The Key Worldwide Foundation has been declared a tax exempt organization and fronted/brokered many of the bribes that were paid out to University administrators. The Internal Revenue Service declared the foundation tax-exempt under code Section 501(c)(3) around 2013. If parents decided to "double dip" and write their bribes off, they could eventually be charged with tax crimes.
As long as the statute of limitations has not expired, the IRS has the option to audit the parents involved in the scheme, potentially resulting in deficiency notices, according to Sam Brunson, a professor of law at Loyola University Chicago.

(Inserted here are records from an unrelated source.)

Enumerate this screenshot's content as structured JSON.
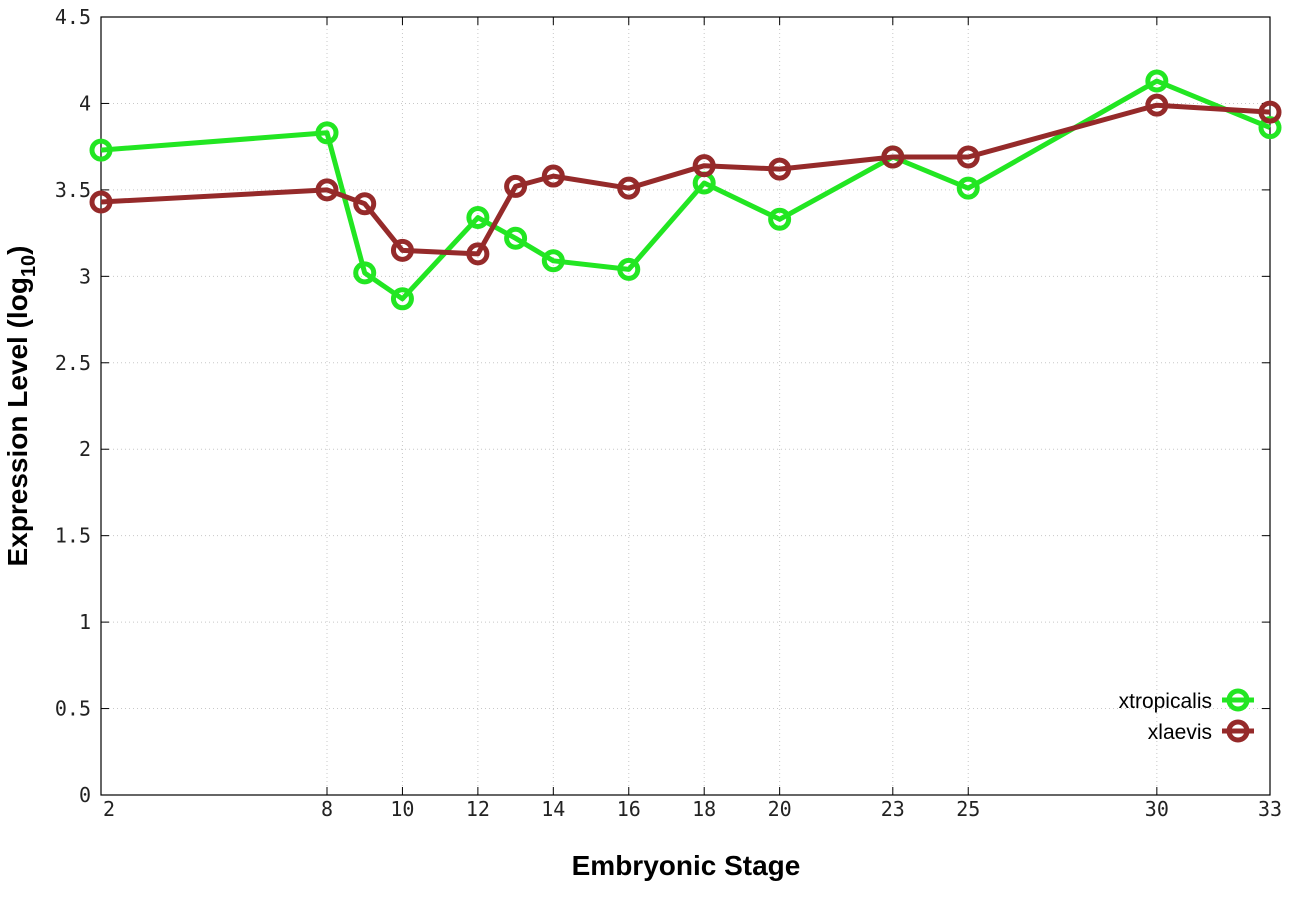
{
  "chart_data": {
    "type": "line",
    "title": "",
    "xlabel": "Embryonic Stage",
    "ylabel_main": "Expression Level (log",
    "ylabel_sub": "10",
    "ylabel_close": ")",
    "x": [
      2,
      8,
      9,
      10,
      12,
      13,
      14,
      16,
      18,
      20,
      23,
      25,
      30,
      33
    ],
    "x_tick_labels": [
      "2",
      "8",
      "10",
      "12",
      "14",
      "16",
      "18",
      "20",
      "23",
      "25",
      "30",
      "33"
    ],
    "x_tick_stages": [
      2,
      8,
      10,
      12,
      14,
      16,
      18,
      20,
      23,
      25,
      30,
      33
    ],
    "xlim": [
      2,
      33
    ],
    "y_tick_labels": [
      "0",
      "0.5",
      "1",
      "1.5",
      "2",
      "2.5",
      "3",
      "3.5",
      "4",
      "4.5"
    ],
    "y_tick_values": [
      0,
      0.5,
      1,
      1.5,
      2,
      2.5,
      3,
      3.5,
      4,
      4.5
    ],
    "ylim": [
      0,
      4.5
    ],
    "grid": true,
    "legend_position": "bottom-right",
    "series": [
      {
        "name": "xtropicalis",
        "color": "#22e622",
        "values": [
          3.73,
          3.83,
          3.02,
          2.87,
          3.34,
          3.22,
          3.09,
          3.04,
          3.54,
          3.33,
          3.69,
          3.51,
          4.13,
          3.86
        ]
      },
      {
        "name": "xlaevis",
        "color": "#952a2a",
        "values": [
          3.43,
          3.5,
          3.42,
          3.15,
          3.13,
          3.52,
          3.58,
          3.51,
          3.64,
          3.62,
          3.69,
          3.69,
          3.99,
          3.95
        ]
      }
    ]
  }
}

If the IRS then finds out they took deductions on fake charitable contributions, parents could be hit with "large penalties" under "tax code Section 6601 and Section 6662, which cover interest payments and penalties for underpayment of taxes." The IRS’s audit of the charity was one of the key parts of the Federal investigation that uncovered the scandal.
The IRS has the option to impose a penalty of 20% of the underpayment, on top of the original tax payment owed. Some parents that paid as much as $75,000 to the foundation could wind up having to pay an additional $15,000, plus interest. The IRS also has the option to impose penalties for civil tax fraud, according to Lloyd Hitoshi Mayer, a professor at the University of Notre Dame law school.
The tax fraud that occurred was a key part of the government's case. One family said in court documents that they had reported charitable gifts of more than $1 million, which included a payment to the Key Worldwide Foundation.
“You can send to my foundation as a donation/write off or if you have your own company we can invoice you as a business consulting fee from our profit business and you write off as an expense,” William Rick Singer is reported to have told a family in an e-mail. We recently profiled Singer as the "man behind the largest college admissions scam ever".